Under the Percent of Sales method, the bad debts are estimated as a percentage of the sales during the period. The net credit sales are generally used in the computation. The percentage is arrived at based on past statistics and trends. Under this approach, the existing balance in the allowance for bad debts account is not considered while recording the bad debt expense for the period. This method is also known as the Income Statement approach.

The Percent of AR and AR Aging method is also known as the Balance Sheet approach. Under this method of estimating bad debts, the allowance for bad debts is estimated as a percentage of the accounts receivable balance at the end of the period. The estimation is usually done based on an aging analysis of the accounts receivable balance. The likelihood of collectability of receivables outstanding for longer durations is lower than it is for current or more recent receivables. The percentage used for estimation of the allowance for bad debt is hence generally higher for the long outstanding receivables than it is for current receivables.

The bad debt expense is then calculated as a balancing amount after considering the beginning and ending balances in the allowance for bad debts account and the bad debts written-off if any during the period.

The AR Aging method provides a more accurate estimate of the allowance for bad debts and bad debts expense.

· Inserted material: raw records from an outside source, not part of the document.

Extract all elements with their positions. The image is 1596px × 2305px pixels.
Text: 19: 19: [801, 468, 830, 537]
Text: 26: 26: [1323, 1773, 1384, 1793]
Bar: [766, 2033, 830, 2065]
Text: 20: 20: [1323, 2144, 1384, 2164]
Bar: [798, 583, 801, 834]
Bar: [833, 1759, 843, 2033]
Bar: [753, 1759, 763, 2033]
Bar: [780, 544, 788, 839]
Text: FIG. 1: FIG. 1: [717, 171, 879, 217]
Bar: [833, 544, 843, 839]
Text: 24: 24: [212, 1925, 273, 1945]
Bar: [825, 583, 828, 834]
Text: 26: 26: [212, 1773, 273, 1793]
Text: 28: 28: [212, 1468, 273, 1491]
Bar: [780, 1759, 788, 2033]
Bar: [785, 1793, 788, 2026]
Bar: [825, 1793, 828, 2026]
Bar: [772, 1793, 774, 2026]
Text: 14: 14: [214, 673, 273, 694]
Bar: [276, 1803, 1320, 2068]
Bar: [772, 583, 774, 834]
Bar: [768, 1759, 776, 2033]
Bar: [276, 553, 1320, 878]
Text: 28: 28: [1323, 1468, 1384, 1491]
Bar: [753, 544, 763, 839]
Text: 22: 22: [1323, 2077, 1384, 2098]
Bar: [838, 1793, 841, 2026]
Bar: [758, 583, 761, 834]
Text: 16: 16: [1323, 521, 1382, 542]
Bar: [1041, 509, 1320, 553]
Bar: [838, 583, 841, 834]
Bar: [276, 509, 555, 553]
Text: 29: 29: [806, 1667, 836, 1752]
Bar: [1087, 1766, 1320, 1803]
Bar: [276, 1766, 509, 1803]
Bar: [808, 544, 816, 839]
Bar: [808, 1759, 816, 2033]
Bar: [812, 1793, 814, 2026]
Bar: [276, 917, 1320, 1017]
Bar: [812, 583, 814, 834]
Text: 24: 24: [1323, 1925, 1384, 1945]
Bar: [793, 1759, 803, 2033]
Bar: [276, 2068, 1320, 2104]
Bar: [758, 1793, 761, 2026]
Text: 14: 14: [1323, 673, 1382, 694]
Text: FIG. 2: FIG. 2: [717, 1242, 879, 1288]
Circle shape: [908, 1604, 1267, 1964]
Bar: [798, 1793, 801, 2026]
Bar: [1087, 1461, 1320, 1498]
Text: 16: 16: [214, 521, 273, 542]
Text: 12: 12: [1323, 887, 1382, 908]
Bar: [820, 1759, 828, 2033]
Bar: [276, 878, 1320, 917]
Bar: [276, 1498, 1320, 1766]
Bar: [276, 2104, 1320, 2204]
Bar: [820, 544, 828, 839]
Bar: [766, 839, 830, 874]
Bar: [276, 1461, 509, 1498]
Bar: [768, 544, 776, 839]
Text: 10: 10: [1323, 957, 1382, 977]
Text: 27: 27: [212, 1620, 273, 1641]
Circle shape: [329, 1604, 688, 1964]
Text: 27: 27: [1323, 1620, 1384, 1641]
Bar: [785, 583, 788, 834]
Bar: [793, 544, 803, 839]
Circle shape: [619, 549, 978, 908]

Thus, under the Percent of Sales method and the Percent of AR and AR Aging method, the bad debt expense is recorded at the time of estimation of the uncollectible receivables and before the account receivable actually becomes uncollectible. The write-off of the account receivable is done when it is actually determined to be uncollectible by debiting the allowance for bad debts account and crediting accounts receivable. These two methods are thus permitted under GAAP.